A few days later, I was absentmindedly studying the porcelain tile in front of my face in the bathroom when a booming voice, asking if I did anything fun that weekend, so startled me that I nearly lost control of my stream. I looked over to see Pat standing in front of the mirror, applying gel to his bangs and giving me a smile. I'm reticent to divulge personal info with people I don't know very well, particularly when I'm urinating, and said, "I got my hair cut, but that wasn't too fun." Pat replied, "Sweet, dude! Looks good!"

Later that week, I passed by Pat's cubicle and he asked, "Did you get a haircut, Brian?" I paused for a couple seconds, trying to figure out if this was a joke, but judging by the expectant look on his face and the lack of laughter, he was really asking. I told him that I had gotten my hair cut the weekend prior. He nodded his head thoughtfully, as if I had just said something wise, but didn't add anything more to the conversation. I took this momentary lapse as the opportunity it was and slowly inched away from his cubicle. When I was about 20 feet away, I heard his loud voice call out, "Sick haircut, dude!"

I didn't have any problems with Pat other than the fact that he made a lot of loud calls on his cell phone.
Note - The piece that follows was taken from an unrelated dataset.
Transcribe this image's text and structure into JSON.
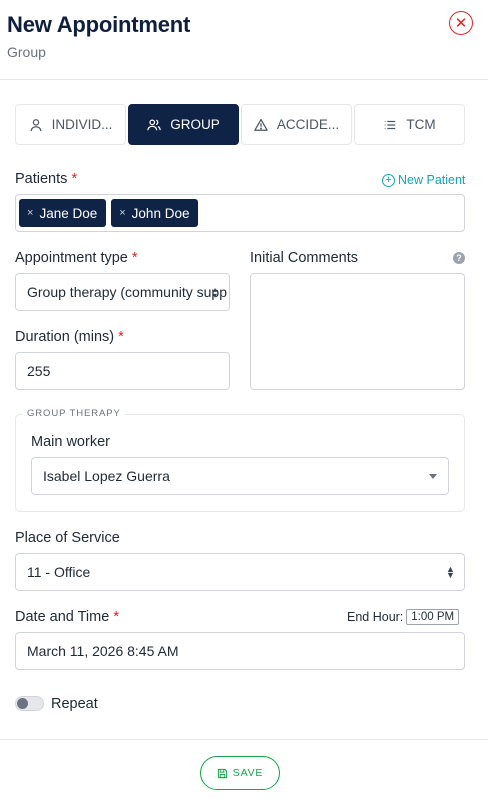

The most memorable was a 25-minute chat with a friend of his from Texas named Lorenzo -- "Lorenzo, what's up, fool?" It seemed Lorenzo had suffered some sort of setback and needed consoling. In a hushed (for him) tone, Pat asked Lorenzo for his zip code so he could send him a postcard and asked if Lorenzo had received his text message. "If that doesn't cheer you up," Pat said of the text message, "I don't know what's wrong with you." And then, much to my entertainment and surprise, he upped the ante and said, "If that doesn't cheer you up, you should go out into the woods and shoot yourself."
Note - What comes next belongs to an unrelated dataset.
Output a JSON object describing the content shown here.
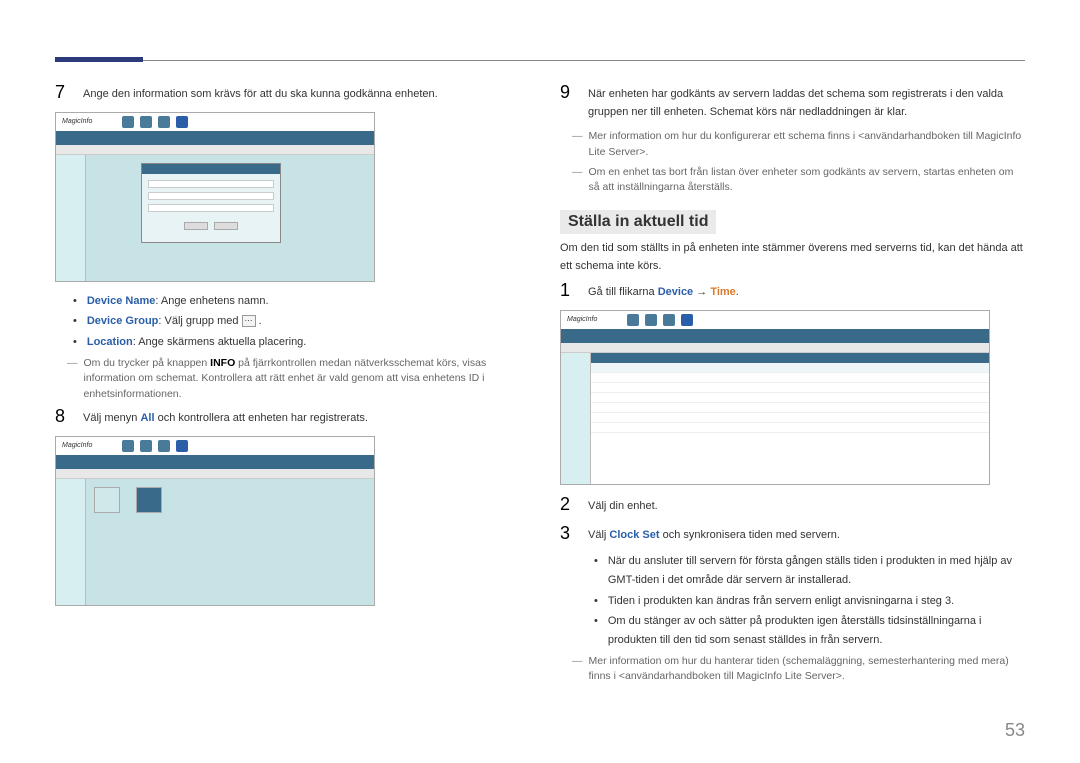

As the weeks passed, my study of Pat became more nuanced. He became less and less of a source for entertainment and derision, and more, to my surprise, a source of inspiration.

I'm not sure if it was a result of hailing from the Lone Star State or being genetically blessed, but Pat was so direct and honest, so genuine and unselfconscious, that he put most people instantly at ease. He also possessed the kind of curiosity about his surroundings and other people that most adults had long since shed. Within five minutes of meeting Edgar, a guy I had worked with for years, Pat had him telling his life story, a harrowing tale of his exile from Cambodia and the eventual emigration of his family to the United States. Up to that point, I had always assumed Edgar was born in the U.S. and had never thought to ask where he was from. "Wow, that's amazing, dude!" Pat said to Edgar after listening intently to his story. "How do you say 'hello' in Cambodian?" Pat asked. Though it took him about a week to get the pronunciation down, he greeted Edgar every morning with, " Chum reap suor ."
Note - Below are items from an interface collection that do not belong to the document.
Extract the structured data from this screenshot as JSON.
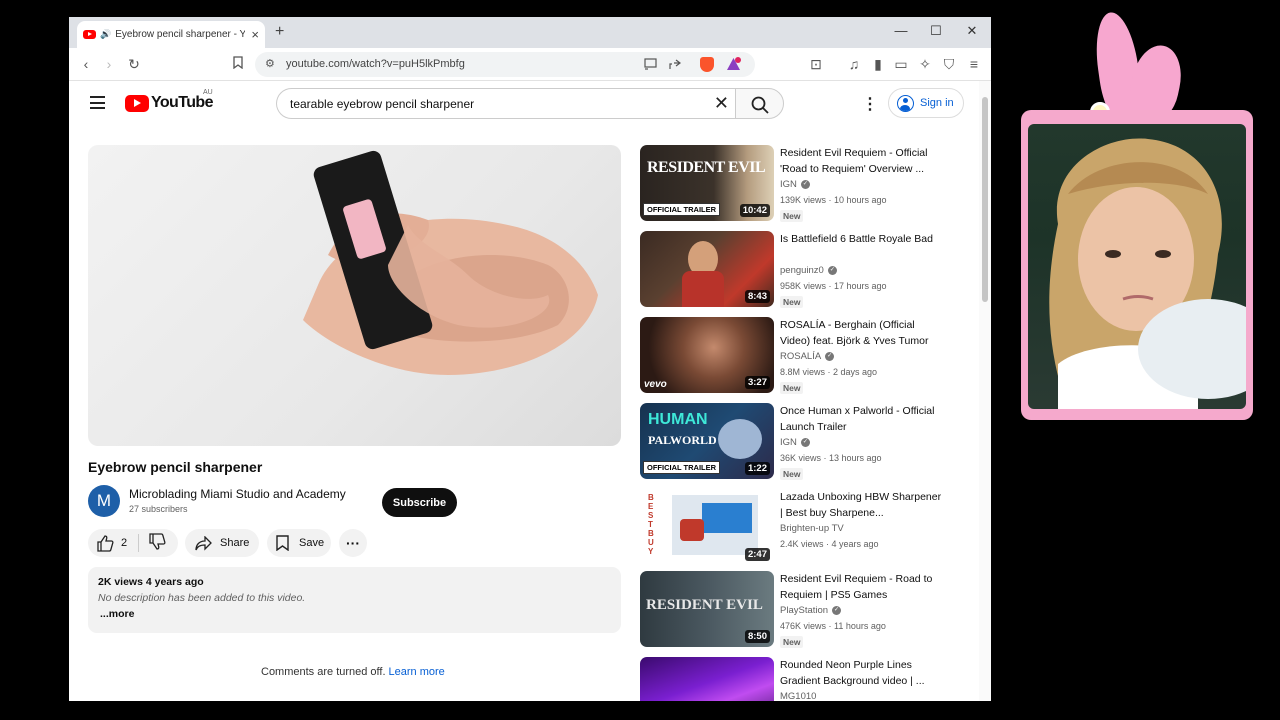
{
  "browser": {
    "tab_title": "Eyebrow pencil sharpener - Y",
    "url": "youtube.com/watch?v=puH5lkPmbfg"
  },
  "youtube": {
    "logo_text": "YouTube",
    "region": "AU",
    "search_query": "tearable eyebrow pencil sharpener",
    "sign_in": "Sign in"
  },
  "video": {
    "title": "Eyebrow pencil sharpener",
    "channel_initial": "M",
    "channel_name": "Microblading Miami Studio and Academy",
    "subscribers": "27 subscribers",
    "subscribe_label": "Subscribe",
    "like_count": "2",
    "share_label": "Share",
    "save_label": "Save",
    "views_age": "2K views  4 years ago",
    "description": "No description has been added to this video.",
    "more_label": "...more",
    "comments_text": "Comments are turned off.",
    "learn_more": "Learn more"
  },
  "recommendations": [
    {
      "title": "Resident Evil Requiem - Official 'Road to Requiem' Overview ...",
      "channel": "IGN",
      "verified": true,
      "views": "139K views · 10 hours ago",
      "badge": "New",
      "duration": "10:42",
      "thumb_label": "OFFICIAL TRAILER",
      "thumb_text": "RESIDENT EVIL"
    },
    {
      "title": "Is Battlefield 6 Battle Royale Bad",
      "channel": "penguinz0",
      "verified": true,
      "views": "958K views · 17 hours ago",
      "badge": "New",
      "duration": "8:43"
    },
    {
      "title": "ROSALÍA - Berghain (Official Video) feat. Björk & Yves Tumor",
      "channel": "ROSALÍA",
      "verified": true,
      "views": "8.8M views · 2 days ago",
      "badge": "New",
      "duration": "3:27",
      "thumb_text": "vevo"
    },
    {
      "title": "Once Human x Palworld - Official Launch Trailer",
      "channel": "IGN",
      "verified": true,
      "views": "36K views · 13 hours ago",
      "badge": "New",
      "duration": "1:22",
      "thumb_label": "OFFICIAL TRAILER",
      "thumb_text": "HUMAN",
      "thumb_text2": "PALWORLD"
    },
    {
      "title": "Lazada Unboxing HBW Sharpener | Best buy Sharpene...",
      "channel": "Brighten-up TV",
      "verified": false,
      "views": "2.4K views · 4 years ago",
      "badge": "",
      "duration": "2:47",
      "thumb_text": "BESTBUY"
    },
    {
      "title": "Resident Evil Requiem - Road to Requiem | PS5 Games",
      "channel": "PlayStation",
      "verified": true,
      "views": "476K views · 11 hours ago",
      "badge": "New",
      "duration": "8:50",
      "thumb_text": "RESIDENT EVIL"
    },
    {
      "title": "Rounded Neon Purple Lines Gradient Background video | ...",
      "channel": "MG1010",
      "verified": false,
      "views": "",
      "badge": "",
      "duration": ""
    }
  ],
  "colors": {
    "yt_red": "#ff0000",
    "link_blue": "#065fd4",
    "webcam_frame": "#f5a9cc"
  },
  "icons": [
    "yt-favicon-icon",
    "speaker-icon",
    "close-icon",
    "plus-icon",
    "back-icon",
    "forward-icon",
    "reload-icon",
    "bookmark-icon",
    "site-info-icon",
    "cast-icon",
    "share-icon",
    "brave-shield-icon",
    "brave-rewards-icon",
    "menu-icon",
    "search-icon",
    "kebab-icon",
    "like-icon",
    "dislike-icon",
    "save-icon"
  ]
}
One by one, Pat won over the rest of his coworkers. I never quite got used to conversing with him in the bathroom, and it took some training to shut out his deafening cell-phone conversations, but after awhile, I no longer thought of him as the goofy jock that I once did. Just when it seemed we were starting to become friends, the summer ended and it was time for Pat to return home to his cheerleader girlfriend, baseball team, and Lorenzo, who apparently did not commit suicide in a forest. I like to think that it was because of Pat's text message.